Warum stehen sich der HSV und FC St.Pauli wie zwei Antagonisten gegenüber? Warum scheinen die Fronten unvereinbar zu sein? In diesem Kommentar wird die Feindschaft beider Vereine näher beleuchtet.
Zwei Vereine, eine Stadt und eine Feindschaft, die keinen Sinn ergibt
Wird man nach den Vereinen HSV und St. Pauli gefragt, ist es meist eine Entscheidungsfrage à la „entweder oder“. Eine Sympathie für beide gilt als nicht vorhandener Mythos und wird höchstens als Scherzantwort betrachtet, was zur Folge hat, dass die Frage mit größerer Ernsthaftigkeit wiederholt wird. Doch woran liegt das? Warum stehen zwei Vereine, die höchstens per Losverfahren im DFB-Pokal einmal im Jahr gegeneinander spielen, in Zwietracht?
Das Tor zur Politik
„St.Pauli ist links“, „HSV ist rechts“. Parolen wie diese lassen die sportliche Feindschaft zu einer politischen werden. Unter dem Motto „Verallgemeinern für Anfänger“ wird das Fußballstadion zum Bundestag. Jedem Verein und damit tausenden von Leuten wird eine politische Meinung mit einem Fußballwappen ausgestellt und somit outet sich jeder HSV-Rauten-Träger als Nazi und jedes mit Piratenflaggen spielende Kind als Karl-Marx-Schüler.
1:1 für Hamburg
Und wo die Politik versagt, machen die Vereinsfarben weiter. Sollte nämlich doch ein HSV Fan widererwarten links sein oder ein St.Pauli Anhänger rechts, so bleiben immer noch die Vereinsfarben, die eine klare Trennung beider Vereine vermitteln. Dass die Farbe Weiß sich überschneidet, ist dabei nicht weiter erwähnenswert.
Viel wichtiger und widersprüchlicher wird die Feindschaft unter dem Gesichtspunkt des Spielbetriebs. Denn de facto spielen beide kein einziges Mal gegeneinander. Nur per Zufall im DFB-Pokal. Die Fans beider Lager müssen sich daher mit Straßenschlachten zufrieden geben. Gemeinsam sowohl in Liga eins als auch in Liga zwei zu jubeln scheint zu einfach und anspruchslos.

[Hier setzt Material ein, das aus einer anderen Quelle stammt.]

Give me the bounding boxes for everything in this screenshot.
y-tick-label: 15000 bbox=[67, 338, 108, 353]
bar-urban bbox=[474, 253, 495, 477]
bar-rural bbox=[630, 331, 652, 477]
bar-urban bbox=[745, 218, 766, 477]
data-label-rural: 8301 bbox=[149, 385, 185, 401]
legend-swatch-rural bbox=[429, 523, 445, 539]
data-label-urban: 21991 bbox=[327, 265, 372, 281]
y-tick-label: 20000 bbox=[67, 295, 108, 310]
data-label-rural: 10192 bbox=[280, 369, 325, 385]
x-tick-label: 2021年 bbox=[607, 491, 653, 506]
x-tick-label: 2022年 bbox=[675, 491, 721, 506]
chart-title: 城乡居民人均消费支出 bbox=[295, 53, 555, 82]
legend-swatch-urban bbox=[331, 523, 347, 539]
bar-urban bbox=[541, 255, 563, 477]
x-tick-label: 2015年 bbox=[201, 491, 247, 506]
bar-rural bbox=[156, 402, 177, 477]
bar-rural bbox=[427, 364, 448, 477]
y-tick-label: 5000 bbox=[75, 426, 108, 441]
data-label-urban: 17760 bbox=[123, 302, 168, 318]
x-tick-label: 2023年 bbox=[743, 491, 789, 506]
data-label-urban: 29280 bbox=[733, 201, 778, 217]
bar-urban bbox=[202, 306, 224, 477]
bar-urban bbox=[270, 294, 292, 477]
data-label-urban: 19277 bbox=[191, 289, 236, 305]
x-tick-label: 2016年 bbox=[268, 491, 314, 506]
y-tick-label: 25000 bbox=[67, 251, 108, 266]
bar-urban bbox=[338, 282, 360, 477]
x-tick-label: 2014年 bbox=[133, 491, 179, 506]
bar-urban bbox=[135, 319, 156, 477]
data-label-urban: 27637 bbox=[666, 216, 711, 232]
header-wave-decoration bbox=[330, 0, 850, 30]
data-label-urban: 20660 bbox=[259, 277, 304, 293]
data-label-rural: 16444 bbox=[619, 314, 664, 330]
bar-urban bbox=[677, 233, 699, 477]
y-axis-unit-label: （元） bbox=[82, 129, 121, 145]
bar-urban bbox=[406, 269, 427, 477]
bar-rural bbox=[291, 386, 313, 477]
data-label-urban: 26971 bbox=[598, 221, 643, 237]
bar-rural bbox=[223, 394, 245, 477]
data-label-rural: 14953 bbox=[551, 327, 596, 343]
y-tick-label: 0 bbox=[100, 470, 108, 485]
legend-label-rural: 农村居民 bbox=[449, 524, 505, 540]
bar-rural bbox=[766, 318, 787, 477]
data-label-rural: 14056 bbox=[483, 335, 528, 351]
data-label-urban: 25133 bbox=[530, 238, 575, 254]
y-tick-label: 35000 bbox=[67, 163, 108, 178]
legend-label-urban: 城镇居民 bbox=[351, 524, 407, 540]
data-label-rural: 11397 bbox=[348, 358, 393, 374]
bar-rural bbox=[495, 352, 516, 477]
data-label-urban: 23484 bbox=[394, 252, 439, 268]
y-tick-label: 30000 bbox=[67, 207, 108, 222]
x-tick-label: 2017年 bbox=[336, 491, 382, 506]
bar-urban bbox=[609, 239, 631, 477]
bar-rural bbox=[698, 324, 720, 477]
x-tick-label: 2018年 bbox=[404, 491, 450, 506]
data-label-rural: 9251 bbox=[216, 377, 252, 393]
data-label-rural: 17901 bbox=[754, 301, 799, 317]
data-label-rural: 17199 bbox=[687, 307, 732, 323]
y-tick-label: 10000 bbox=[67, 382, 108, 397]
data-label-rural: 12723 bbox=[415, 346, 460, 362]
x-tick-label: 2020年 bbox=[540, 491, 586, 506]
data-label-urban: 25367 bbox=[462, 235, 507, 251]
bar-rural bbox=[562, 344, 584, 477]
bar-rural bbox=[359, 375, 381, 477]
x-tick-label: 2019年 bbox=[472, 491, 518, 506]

Dass beide Vereine nämlich für die Stadt Hamburg spielen und kämpfen, ist genauso nebensächlich, wie die Bereicherung durch zwei Vereine, die Hamburg zu der Sportstadt macht, die sie ist.
Hauptsache Derby! Hass und Feindschaft gehört dazu, wie die Stadionwurst zum Becherbier. Freundschaftsspiel kann jeder! Wenn man am Samstag in der Kurve steht und den Stress der Arbeitswoche loswerden möchte, schreit man auch gerne mal im Spiel HSV gegen VfB Stuttgart „Scheiß St.Pauli“. Feindbilder braucht jeder und mit genügend Alkohol im Blut und dem Gemeinschaftsgefühl, macht das Beleidigen gleich viel mehr Spaß.
Hauptsache Hass
Gegenseitiges Beleidigen, gegenseitiges Verprügeln: so viel Aufmerksamkeit schenkt man nur jemandem, der einem wichtig ist. Insofern scheinen beide nicht so weit voneinander entfernt und suchen selbst in Zeiten des Verzichts die Nähe zum anderen. Der Kontakt hält von Liga eins bis Liga zwei, wie jedes Wochenende blutende Nasen auf dem Kiez oder Schlachtrufe aus den Stadien beweisen. Ein Umdenken findet nicht statt und so ist es müßig, das Dasein der Hooligans revolutionieren zu wollen. Der Außenstehende muss einsehen, dass Wörter wie „Scheiß Hurensöhne“ und „Auf die Fresse, auf die Fresse“ mit 1,8 Promille und dem Fußballplatz vor Augen einfach dazu gehören. Nach dem Spiel und der sich anschließenden aufwendig geplanten und strukturierten Schlägerei gibt man sich dann im Krankenhaus wie faire Sportsmänner wieder die Hand.
Hauptsache Hamburg – Die Mauer muss weg
Ein Ausblick auf ein Fußball-Hamburg, das Fanfreundschaft hegt und aus zwei Lagern eine Festung macht, wird ein Ausblick in eine unrealistische Zukunft bleiben, denn es wird immer Erschaffer künstlicher Feindbilder geben. Und wenn das öde Spießbürgerleben schon keine Highlights und Erlebnisse bieten kann, dann wenigstens die dritte Halbzeit im Fußball.